Submission from the Catholic Bishops' Conference of England and Wales

  I am writing on behalf of the Catholic Bishops' Conference of England and Wales. You very kindly indicated that the House of Lords Committee on Religious Offences would be willing to receive something from us outside the deadline, as the meeting of our Conference department at which the matter was discussed was only earlier this month. I am grateful for this opportunity to give our views.

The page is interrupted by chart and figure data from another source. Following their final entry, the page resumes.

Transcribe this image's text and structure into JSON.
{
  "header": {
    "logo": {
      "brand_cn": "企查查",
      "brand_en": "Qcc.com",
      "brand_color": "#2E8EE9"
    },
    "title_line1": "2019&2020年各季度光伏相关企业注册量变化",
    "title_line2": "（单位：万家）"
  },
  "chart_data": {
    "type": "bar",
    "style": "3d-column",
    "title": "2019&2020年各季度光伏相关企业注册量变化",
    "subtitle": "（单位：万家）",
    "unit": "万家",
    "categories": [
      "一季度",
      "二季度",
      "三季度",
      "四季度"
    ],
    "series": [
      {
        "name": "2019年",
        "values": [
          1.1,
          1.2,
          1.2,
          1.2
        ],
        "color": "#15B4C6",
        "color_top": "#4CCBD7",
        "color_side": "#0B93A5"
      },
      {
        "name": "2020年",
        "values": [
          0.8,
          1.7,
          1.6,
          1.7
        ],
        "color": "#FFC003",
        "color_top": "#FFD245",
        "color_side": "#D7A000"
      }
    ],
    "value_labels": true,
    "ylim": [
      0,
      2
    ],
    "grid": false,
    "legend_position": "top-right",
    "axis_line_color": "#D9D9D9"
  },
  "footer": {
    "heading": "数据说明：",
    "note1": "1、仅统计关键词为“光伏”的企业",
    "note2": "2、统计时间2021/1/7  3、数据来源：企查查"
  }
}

  We fully agree with the position set out in the detailed submission by the Archbishop's Council of the Church of England. This favours the introduction of a new offence of incitement to religious hatred, and argues that if such an offence were enacted and proved effective, this would provide the context in which the current offence of blasphemy could be repealed. We agree, too, with the importance attached by the Church of England to ensuring that effective legislation exists to safeguard against the disturbance of public worship, and that existing public order legislation is insufficient. We therefore do not present a detailed submission which would repeat arguments our members already have, and I would simply make three points.

  First, it is important that the new law should extend protection to all faiths. Bearing in mind the long course of events in Northern Ireland, the acrimony surrounding the publication of Satanic Verses, the disturbances in Oldham, Burnley and Bradford during the summer of 2001 and the events of 11 September 2001, it has become clear that establishing good relations between ethnic and religious minority and majority communities is often a formidable challenge. In this context effective legislation relating to "religious offences"" is needed to protect individuals and to promote community cohesion; and we would agree with the words of Lord Scarman in the opening to his judgment in the Gay News case on blasphemy: "In an increasingly plural society such as that of modern Britain it is necessary not only to respect the differing religious beliefs, feelings and practice of all but also to protect them from scurrility, vilification, ridicule and contempt."

  Second, the retention of an offence specifically relating to religion is not contrary to a Catholic understanding of the role of civil law. Indeed, the second Vatican Council's Declaration on the relation of the Church to non-Christian religions states that: "there is no basis either in theory or in practice for any discrimination between individual and individual or between people and people arising either from human dignity or from the rights which flow from it. Therefore the Church reproves, as foreign to the mind of Christ, any discrimination against people or any harassment of them on the basis of their race, colour, condition in life or religion." (emphasis added) (n.5)

  Thirdly, freedom of speech is not an absolute. Of course in a free society, considerable space must be allowed for vigorous debate, disagreement, criticism and humour directed at even our most cherished personal, political and religious beliefs. But it should not extend to freedom to incite racial or religious hatred. The offence of "incitement to religious hatred" would become available only when the language used was explicitly hostile to religious faith in a way that went beyond the conventions of mainstream political debate, art or humour". "Hatred" is different than and far stronger than merely arguing against a person's beliefs or attacking them for holding religious views. And the notion of "incitement" requires an intention in the mind of the wrongdoer that this hatred be stirred up, or at the very least requires a reasonable awareness on his or her part that this is the likely consequence of his or her words. These aspects to the offence, together with other procedural safeguards that could be inserted in the legislation (eg controlling the power of prosecution), make it improbable that the new provision would be abused.

  I hope this note affirming our support for, and agreement with, the position taken by the Church of England is of some help.